I have studied these things -- you have not.

o Reported as Newton's response, whenever Edmond Halley would say anything disrespectful of religion, by Sir David Brewster in The Life of Sir Isaac Newton (1831). This has often been quoted in recent years as having been a statement specifically defending Astrology. Newton wrote extensively on the importance of Prophecy, and studied Alchemy, but there is little evidence that he took favourable notice of Astrology. Brewster attributes the anecdote to the astronomer Nevil Maskelyne who passed it on to Oxford professor Stephen Peter Rigaud.

I do not know what I may appear to the world, but to myself I seem to have been only like a boy playing on the sea-shore, and diverting myself in now and then finding a smoother pebble or a prettier shell than ordinary, whilst the great ocean of truth lay all undiscovered before me.

o Memoirs of the Life, Writings, and Discoveries of Sir Isaac Newton (1855) by Sir David Brewster (Volume II. Ch. 27). Compare: "As children gath'ring pebbles on the shore", John Milton, Paradise Regained, Book iv. Line 330.

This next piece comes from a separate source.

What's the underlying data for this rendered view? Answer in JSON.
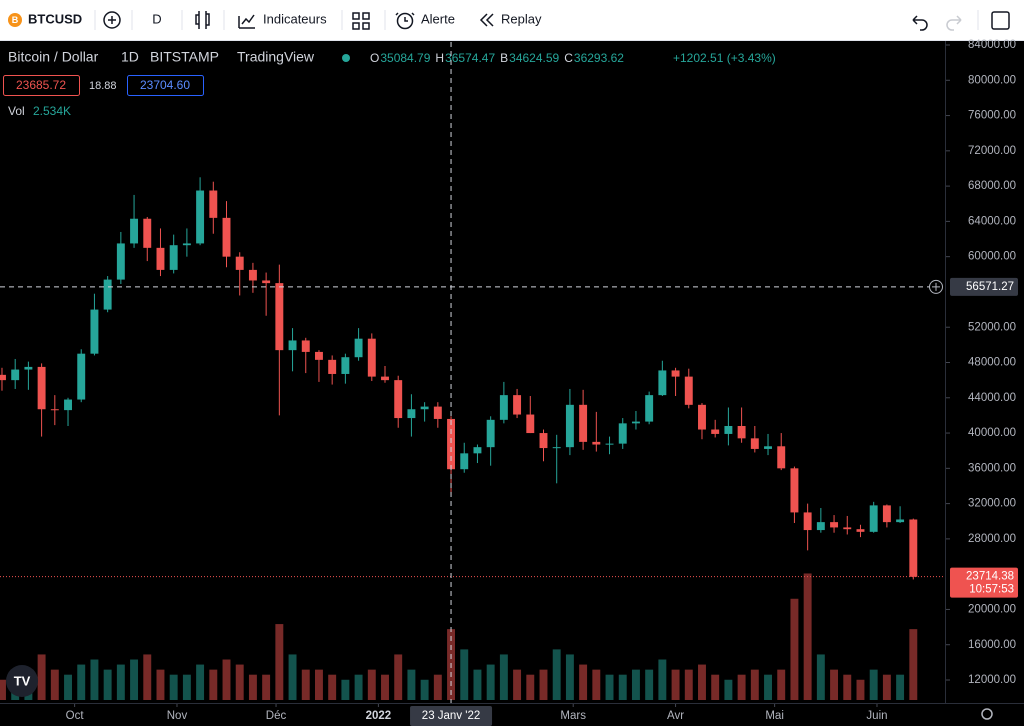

Oh, Diamond! Diamond! thou little knowest what mischief thou hast done!

o This is from an anecdote found in St. Nicholas magazine, Vol. 5, No. 4, (February 1878) :

Sir Isaac Newton had on his table a pile of papers upon which were written calculations that had taken him twenty years to make. One evening, he left the room for a few minutes, and when he came back he found that his little dog "Diamond" had overturned a candle and set fire to the precious papers, of which nothing was left but a heap of ashes.

It is the perfection of God's works that they are all done with the greatest simplicity. He is the God of order and not of confusion. And therefore as they would understand the frame of the world must endeavor to reduce their knowledge to all possible simplicity, so must it be in seeking to understand these visions.

o Cited in Rules for methodizing the Apocalypse, Rule 9, from a manuscript published in The Religion of Isaac Newton (1974) by Frank E. Manuel, p. 120, quoted in Never at Rest: A Biography of Isaac Newton (1983) by Richard S. Westfall, p. 326, in Fables of Mind: An Inquiry Into Poe's Fiction (1987) by Joan Dayan, p. 240, and in Everything Connects: In Conference with Richard H. Popkin (1999) by Richard H. Popkin, James E. Force, and David S. Katz, p. 124

Truth is ever to be found in simplicity, and not in the multiplicity and confusion of things.

o Cited in Rules for methodizing the Apocalypse, Rule 9, from a manuscript published in The Religion of Isaac Newton (1974) by Frank E. Manuel, p. 120, as quoted in Socinianism And Arminianism : Antitrinitarians, Calvinists, And Cultural Exchange in Seventeenth-Century Europe (2005) by Martin Mulsow, Jan Rohls, p. 273.

o Variant: Truth is ever to be found in the simplicity, and not in the multiplicity and confusion of things. As quoted in God in the Equation : How Einstein Transformed Religion (2002) by Corey S. Powell, p. 29

God created everything by number, weight and measure.

o As quoted in Symmetry in Plants (1998) by Roger V. Jean and Denis Barab?, p. xxxvii, a translation of a Latin phrase he wrote in a student's notebook, elsewhere given as Numero pondere et mensura Deus omnia condidit. This is similar to Latin statements by Thomas Aquinas, and even more ancient statements of the Greek philosopher Pythagoras.